Le baptême symbolise ainsi une deuxième naissance. Il s’agit d’un nouveau commencement, à savoir d’une mort et d’une résurrection. L’apôtre Paul le dit expressément: « Notre baptême, en nous unissant en Jésus-Christ, nous a tous unis à sa mort. Donc, par le baptême, nous avons été plongés avec lui dans la mort. Mais la puissance glorieuse du Père a réveillé le Christ de la mort, pour que, nous aussi, nous vivions d’une vie nouvelle » (Rom. 6, 3-4). Par la symbolique, il s’agit de renaître, même si le baptisé est un nouveau-né.
Mais ce n’est pas juste le geste – celui qui consiste à mettre un peu d’eau sur la tête du baptisé ou à plonger le corps en entier dans un cours d’eau – qui compte dans le baptême, mais le sens. Paul dit : « Je rends grâce de n’avoir baptisé aucun d’entre vous, excepté Crispus et Gaius » (1 Cor. 1, 14). Un peu plus loin, il s’explique : « Ce n’est pas pour baptiser que le Christ m’a envoyé, mais pour annoncer l’Evangile » (1 Cor. 1, 17) [1].
Est-ce à dire que le geste ne compte pas ? Non, bien entendu. Mais le vrai baptême, c’est de suivre Jésus-Christ, de se mettre à l’écoute de sa Parole. Si nous ignorons ce qu’il nous dit, si nous n’agissons pas comme il le veut, comment pouvons-nous prétendre être chrétiens ?
Dans l’épître aux Galates, Paul dit encore : « Vous, qui avez été baptisés en Christ, vous avez revêtus le Christ » (Gal. 3, 27). Pour Paul, le baptême ne correspond pas à une purification du corps, ou à une manière de se laver du péché. Il s’agit au contraire de plonger dans le Christ, de le revêtir et, si on se rappelle de la notion de teinture, de s’imprégner de la couleur du Christ. Quelle est cette couleur ? C’est la couleur de l’amour, la couleur du soleil levant.

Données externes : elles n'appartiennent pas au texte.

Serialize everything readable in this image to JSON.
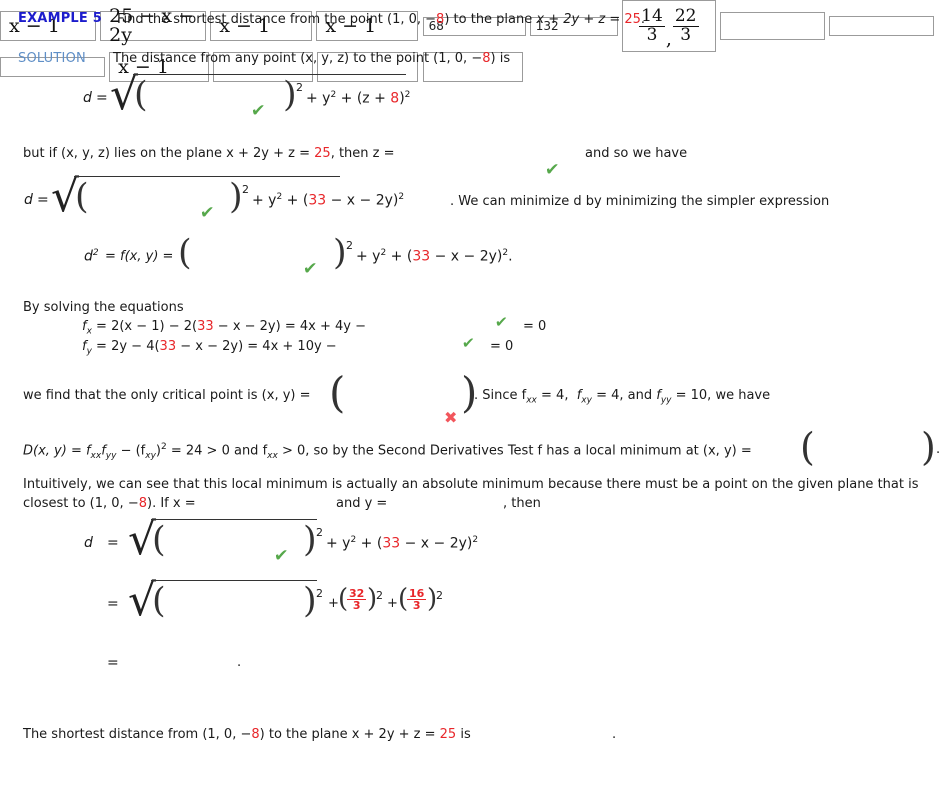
{
  "header": {
    "example_label": "EXAMPLE 5",
    "example_text_a": "Find the shortest distance from the point  (1, 0, −",
    "example_neg8": "8",
    "example_text_b": ")  to the plane  ",
    "plane_expr": "x + 2y + z = ",
    "plane_value": "25",
    "period": ".",
    "solution_label": "SOLUTION",
    "solution_text_a": "The distance from any point  (x, y, z)  to the point  (1, 0, −",
    "solution_text_b": ")  is"
  },
  "line_d1": {
    "d_label": "d",
    "equals": "=",
    "input_value": "x − 1",
    "status": "correct",
    "exp2": "2",
    "tail_a": "+ y",
    "tail_b": "+ (z + ",
    "tail_red": "8",
    "tail_c": ")"
  },
  "line_plane": {
    "text_a": "but if  (x, y, z)  lies on the plane  x + 2y + z = ",
    "red_25": "25",
    "text_b": ",  then  z = ",
    "input_value": "25 − x − 2y",
    "status": "correct",
    "text_c": "and so we have"
  },
  "line_d2": {
    "d_label": "d",
    "equals": "=",
    "input_value": "x − 1",
    "status": "correct",
    "exp2": "2",
    "tail_a": "+ y",
    "tail_b": "+ (",
    "tail_red": "33",
    "tail_c": " − x − 2y)",
    "tail_d": ".  We can minimize d by minimizing the simpler expression"
  },
  "line_dsq": {
    "lhs_d": "d",
    "lhs_sup": "2",
    "lhs_fn": "= f(x, y) =",
    "input_value": "x − 1",
    "status": "correct",
    "exp2": "2",
    "tail_a": "+ y",
    "tail_b": "+ (",
    "tail_red": "33",
    "tail_c": " − x − 2y)",
    "tail_end": "."
  },
  "solving": {
    "intro": "By solving the equations",
    "fx": {
      "name_f": "f",
      "name_sub": "x",
      "lhs": "=  2(x − 1) − 2(",
      "red": "33",
      "mid": " − x − 2y) = 4x + 4y −",
      "input_value": "68",
      "status": "correct",
      "rhs": "= 0"
    },
    "fy": {
      "name_f": "f",
      "name_sub": "y",
      "lhs": "=  2y − 4(",
      "red": "33",
      "mid": " − x − 2y) = 4x + 10y −",
      "input_value": "132",
      "status": "correct",
      "rhs": "= 0"
    }
  },
  "critical": {
    "text_a": "we find that the only critical point is  (x, y) =",
    "frac1_num": "14",
    "frac1_den": "3",
    "comma": ",",
    "frac2_num": "22",
    "frac2_den": "3",
    "status": "incorrect",
    "text_b": ".  Since  f",
    "fxx_sub": "xx",
    "fxx_val": " = 4,",
    "fxy_f": "f",
    "fxy_sub": "xy",
    "fxy_val": " = 4,  and",
    "fyy_f": "f",
    "fyy_sub": "yy",
    "fyy_val": " = 10,  we have"
  },
  "dtest": {
    "d_of": "D(x, y) = f",
    "s1": "xx",
    "f2": "f",
    "s2": "yy",
    "minus": " − (f",
    "s3": "xy",
    "close": ")",
    "sup2": "2",
    "eq24": " = 24 > 0  and  f",
    "s4": "xx",
    "gt0": " > 0,  so by the Second Derivatives Test f has a local minimum at  (x, y) =",
    "input_value": "",
    "period": "."
  },
  "intuitive": {
    "line1": "Intuitively, we can see that this local minimum is actually an absolute minimum because there must be a point on the given plane that is",
    "line2_a": "closest to  (1, 0, −",
    "line2_red": "8",
    "line2_b": ").  If  x =",
    "x_value": "",
    "line2_c": "and  y =",
    "y_value": "",
    "line2_d": ",  then"
  },
  "final_d1": {
    "d_label": "d",
    "equals": "=",
    "input_value": "x − 1",
    "status": "correct",
    "exp2": "2",
    "tail_a": "+ y",
    "tail_b": "+ (",
    "tail_red": "33",
    "tail_c": " − x − 2y)"
  },
  "final_d2": {
    "equals": "=",
    "input_value": "",
    "exp2": "2",
    "plus1": "+",
    "f1_num": "32",
    "f1_den": "3",
    "f1_sup": "2",
    "plus2": "+",
    "f2_num": "16",
    "f2_den": "3",
    "f2_sup": "2"
  },
  "final_d3": {
    "equals": "=",
    "input_value": "",
    "period": "."
  },
  "conclusion": {
    "text_a": "The shortest distance from  (1, 0, −",
    "red8": "8",
    "text_b": ")  to the plane  x + 2y + z = ",
    "red25": "25",
    "text_c": "is",
    "input_value": "",
    "period": "."
  },
  "colors": {
    "example_blue": "#1c1ccc",
    "solution_blue": "#5f8fc7",
    "red": "#e8262a",
    "check_green": "#56a84b",
    "x_red": "#f2565c",
    "box_border": "#9b9b9b"
  },
  "icons": {
    "check": "✔",
    "cross": "✖"
  }
}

Espérons ainsi que Lucas, par son baptême, puisse rayonner de la couleur de l’amour du Christ. Puissions-nous nous rappeler nous-mêmes, nous qui avons été baptisé, que nous avons revêtu le Christ et qu’il nous veut à son service.
JC PERRIN
[1] Jésus lui-même ne baptisait pas : on ne trouve, en tout et partout qu’une seule indication, dans l’évangile de Jean, qu’il est pratiqué ce rituel.